Il n'écoutait pas. Roy saisit ses poignets au vol.

- Edward, arrête ! Arrête, je te dis !

- T'ES QU'UN PUTAIN D'ENFOIRÉ !

Toutes ses paroles lui faisaient atrocement mal. Il avait l'impression qu'un rouleau compresseur lui broyait la cage thoracique avec acharnement. Roy sentit une bouffée d'émotions s'emparer de son corps, ses yeux s'embuèrent et, pour calmer la douleur irrationnelle qui secouait ses membres, il ne trouva rien d'autre à faire que d'attirer Edward à lui pour l'embrasser dans un élan désespéré. Le jeune homme se figea immédiatement. Roy le serra contre lui, regrettant déjà ce qu'il était en train de faire. Il avait imaginé ce baiser de mille et une manières, mais pas comme ça. D'ailleurs, Edward ne répondait pas au baiser. Au contraire. Il le repoussa. Roy se heurta au mur et vit Edward lui foncer dessus. Il ferma les yeux, prêt à se prendre des coups. Mais il sentit juste les lèvres d'Edward - ou plutôt ses dents - l'embrasser - ou le mordre - avec fureur. Roy essaya de se dégager de cet horrible « baiser » tandis que le goût du sang envahissait sa bouche. Finalement, il saisit fermement Edward par les épaules et le fit reculer. Il y eut un instant de flottement pendant lequel Edward resta figé, haletant, le visage complètement déconfit. Roy, lui, le fixait avec intensité, incapable de respirer devant l'expression incertaine de son vis-à-vis. Au moins, sa haine s'était évaporée et il semblait avoir repris le contrôle de lui-même. Mais Roy imaginait très bien ce qui allait suivre : il allait bredouiller quelque chose, s'en aller et s'enfermer dans sa chambre pour éviter de parler ou même de penser à ce qu'il venait de se passer. Il ne permettrait pas que ce moment se termine ainsi. Avec douceur, il serra ses épaules qu'il tenait toujours.

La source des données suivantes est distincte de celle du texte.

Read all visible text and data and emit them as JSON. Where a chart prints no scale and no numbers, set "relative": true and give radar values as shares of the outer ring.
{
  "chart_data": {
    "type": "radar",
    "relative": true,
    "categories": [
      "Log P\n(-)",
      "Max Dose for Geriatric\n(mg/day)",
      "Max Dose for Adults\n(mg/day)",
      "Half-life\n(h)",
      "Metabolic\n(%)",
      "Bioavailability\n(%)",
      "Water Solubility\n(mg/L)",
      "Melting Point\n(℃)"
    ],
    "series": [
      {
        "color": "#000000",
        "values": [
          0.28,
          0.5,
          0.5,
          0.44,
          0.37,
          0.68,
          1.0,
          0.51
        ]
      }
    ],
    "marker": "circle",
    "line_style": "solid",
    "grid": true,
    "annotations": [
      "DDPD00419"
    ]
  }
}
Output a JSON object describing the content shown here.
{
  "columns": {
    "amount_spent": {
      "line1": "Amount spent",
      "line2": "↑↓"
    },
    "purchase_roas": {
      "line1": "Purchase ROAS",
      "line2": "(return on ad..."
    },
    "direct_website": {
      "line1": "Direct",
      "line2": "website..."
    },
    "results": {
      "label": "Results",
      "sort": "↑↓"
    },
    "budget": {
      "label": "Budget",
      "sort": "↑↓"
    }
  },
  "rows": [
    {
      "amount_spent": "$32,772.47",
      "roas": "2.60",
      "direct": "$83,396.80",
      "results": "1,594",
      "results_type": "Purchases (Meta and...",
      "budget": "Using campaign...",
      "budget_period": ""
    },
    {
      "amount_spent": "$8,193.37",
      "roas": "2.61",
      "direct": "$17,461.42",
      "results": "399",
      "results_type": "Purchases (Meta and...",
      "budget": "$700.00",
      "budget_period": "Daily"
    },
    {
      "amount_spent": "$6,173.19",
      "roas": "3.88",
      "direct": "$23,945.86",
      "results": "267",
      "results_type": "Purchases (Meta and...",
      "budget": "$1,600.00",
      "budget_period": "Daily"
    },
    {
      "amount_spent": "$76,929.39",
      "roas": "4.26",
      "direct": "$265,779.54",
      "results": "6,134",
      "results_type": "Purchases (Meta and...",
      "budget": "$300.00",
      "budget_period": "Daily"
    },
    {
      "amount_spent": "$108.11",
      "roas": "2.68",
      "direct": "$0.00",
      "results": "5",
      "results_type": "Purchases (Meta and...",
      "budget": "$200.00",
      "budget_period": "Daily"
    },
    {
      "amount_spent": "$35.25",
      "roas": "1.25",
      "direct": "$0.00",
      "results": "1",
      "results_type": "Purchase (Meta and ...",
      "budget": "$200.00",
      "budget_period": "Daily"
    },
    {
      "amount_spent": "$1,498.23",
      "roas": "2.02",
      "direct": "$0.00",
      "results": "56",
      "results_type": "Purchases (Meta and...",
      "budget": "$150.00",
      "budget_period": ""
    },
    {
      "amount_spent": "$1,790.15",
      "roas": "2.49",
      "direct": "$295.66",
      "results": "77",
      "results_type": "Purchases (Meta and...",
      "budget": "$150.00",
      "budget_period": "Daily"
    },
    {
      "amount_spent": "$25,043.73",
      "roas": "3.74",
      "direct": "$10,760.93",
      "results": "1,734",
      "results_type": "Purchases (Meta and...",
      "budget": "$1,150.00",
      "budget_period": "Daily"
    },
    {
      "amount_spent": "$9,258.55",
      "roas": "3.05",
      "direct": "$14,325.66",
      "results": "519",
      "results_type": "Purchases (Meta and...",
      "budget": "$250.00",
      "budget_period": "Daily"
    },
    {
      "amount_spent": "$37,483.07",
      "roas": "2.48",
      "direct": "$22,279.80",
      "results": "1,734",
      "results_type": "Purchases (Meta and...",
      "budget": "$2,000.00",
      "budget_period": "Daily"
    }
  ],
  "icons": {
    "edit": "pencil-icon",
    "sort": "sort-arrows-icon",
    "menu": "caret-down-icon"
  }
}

- Tu as dit que tu ne voulais pas qu'il se passe quelque chose entre nous. Est-ce que c'est vrai ?

Edward tourna la tête ailleurs.

- Edward, on fera comme tu voudras, murmura Roy d'une voix rendue rauque par l'angoisse. Mais il me faut une réponse claire.

Edward déglutit difficilement en le regarda à nouveau. Ses yeux s'attardèrent sur ses lèvres pendant plusieurs secondes avant qu'il ne parvienne à bafouiller maladroitement :

- Tu saignes.

Malgré lui, Roy lui offrit un maigre sourire et leva l'un de ses sourcils.

- Je crois que je n'ai jamais rencontré quelqu'un qui embrassait aussi mal.